I wanted to be able to get on my blog tonight and share the experiences and fun that we had while in Florida this past week, that is coming soon but has been pushed aside as I learned moments ago the news that one of my cousins was killed tonight in a motorcycle accident. He was only 26, married with a young little guy. He had some trouble while out on his motorcycle tonight, lost control and ended up breaking his back causing him to pass away very quickly. There was nothing they could do for him. This is just beyond heartbreaking. When we were younger we spent some really fun times with their family, I have many found memories that are flooding my thoughts. I’m deeply sad.
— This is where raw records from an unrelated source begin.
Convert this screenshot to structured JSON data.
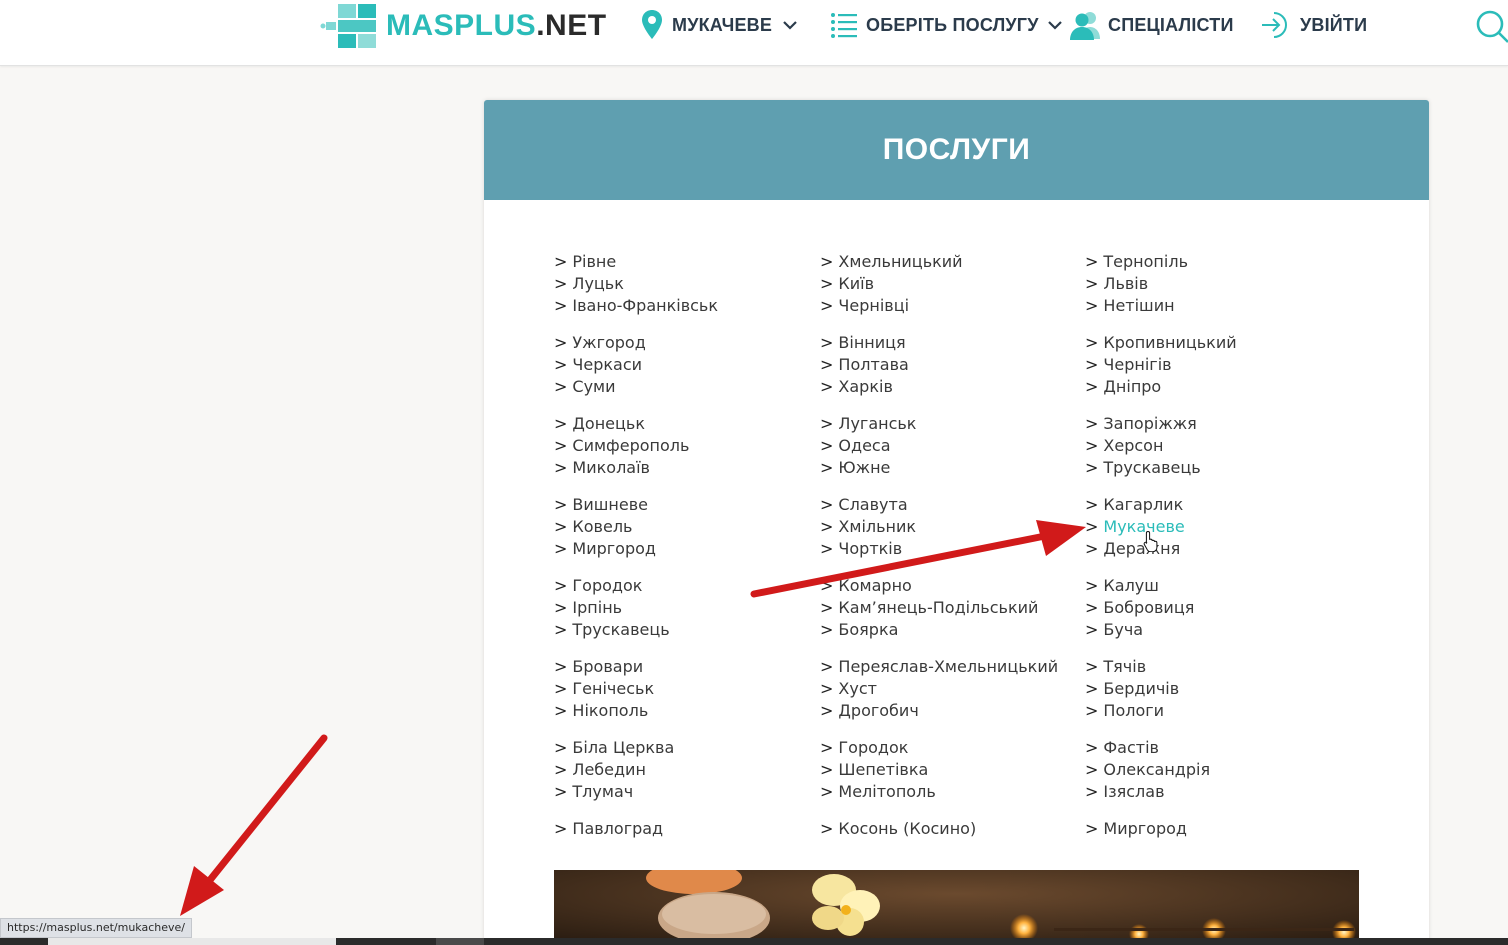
{
  "header": {
    "logo_text_main": "MASPLUS",
    "logo_text_suffix": ".NET",
    "city_label": "МУКАЧЕВЕ",
    "services_label": "ОБЕРІТЬ ПОСЛУГУ",
    "specialists_label": "СПЕЦІАЛІСТИ",
    "login_label": "УВІЙТИ",
    "icons": [
      "location-pin-icon",
      "chevron-down-icon",
      "list-icon",
      "users-icon",
      "login-arrow-icon",
      "search-icon"
    ]
  },
  "panel": {
    "title": "ПОСЛУГИ"
  },
  "city_prefix": ">",
  "columns": [
    {
      "groups": [
        [
          "Рівне",
          "Луцьк",
          "Івано-Франківськ"
        ],
        [
          "Ужгород",
          "Черкаси",
          "Суми"
        ],
        [
          "Донецьк",
          "Симферополь",
          "Миколаїв"
        ],
        [
          "Вишневе",
          "Ковель",
          "Миргород"
        ],
        [
          "Городок",
          "Ірпінь",
          "Трускавець"
        ],
        [
          "Бровари",
          "Генічеськ",
          "Нікополь"
        ],
        [
          "Біла Церква",
          "Лебедин",
          "Тлумач"
        ],
        [
          "Павлоград"
        ]
      ]
    },
    {
      "groups": [
        [
          "Хмельницький",
          "Київ",
          "Чернівці"
        ],
        [
          "Вінниця",
          "Полтава",
          "Харків"
        ],
        [
          "Луганськ",
          "Одеса",
          "Южне"
        ],
        [
          "Славута",
          "Хмільник",
          "Чортків"
        ],
        [
          "Комарно",
          "Кам’янець-Подільський",
          "Боярка"
        ],
        [
          "Переяслав-Хмельницький",
          "Хуст",
          "Дрогобич"
        ],
        [
          "Городок",
          "Шепетівка",
          "Мелітополь"
        ],
        [
          "Косонь (Косино)"
        ]
      ]
    },
    {
      "groups": [
        [
          "Тернопіль",
          "Львів",
          "Нетішин"
        ],
        [
          "Кропивницький",
          "Чернігів",
          "Дніпро"
        ],
        [
          "Запоріжжя",
          "Херсон",
          "Трускавець"
        ],
        [
          "Кагарлик",
          "Мукачеве",
          "Деражня"
        ],
        [
          "Калуш",
          "Бобровиця",
          "Буча"
        ],
        [
          "Тячів",
          "Бердичів",
          "Пологи"
        ],
        [
          "Фастів",
          "Олександрія",
          "Ізяслав"
        ],
        [
          "Миргород"
        ]
      ]
    }
  ],
  "active_city": "Мукачеве",
  "status_bar_url": "https://masplus.net/mukacheve/",
  "colors": {
    "accent": "#2bbcb9",
    "panel_header": "#5f9fb0",
    "annotation_arrow": "#d11a1a",
    "nav_text": "#2b3b4b"
  }
}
When someone you know and love dies, it really puts so much into perspective about how fragile life here really is. We might have our own plans and agenda, but God has his own plans for us and we need to live our lives accordingly knowing that our days are really a gift. I believe more than ever, that means treating everyone with love and respect, healing old wounds, forgiving others, making amends if we have wronged others, magnifying our talents, giving service to those in need, sharing the best of ourselves with those dearest to us, sharing the sweet and profound truths of happiness that we have discovered in our lives, teaching our children as much as we can, not taking our loved ones/experiences/blessings for granted.

It makes me really ask myself, if this happened to me and I died tomorrow, what would my children have learned from me? What would my loved ones say and feel about the life I lived? Have I offended someone and not taken the time to apologize and make things right? What do I convey about myself to those around me? Will God be pleased with the life I lived and the things I have done with my time and abilities? How can I realize the true value of a single moment of time?

Bottom line, what is holding me back from being the person I know I could be?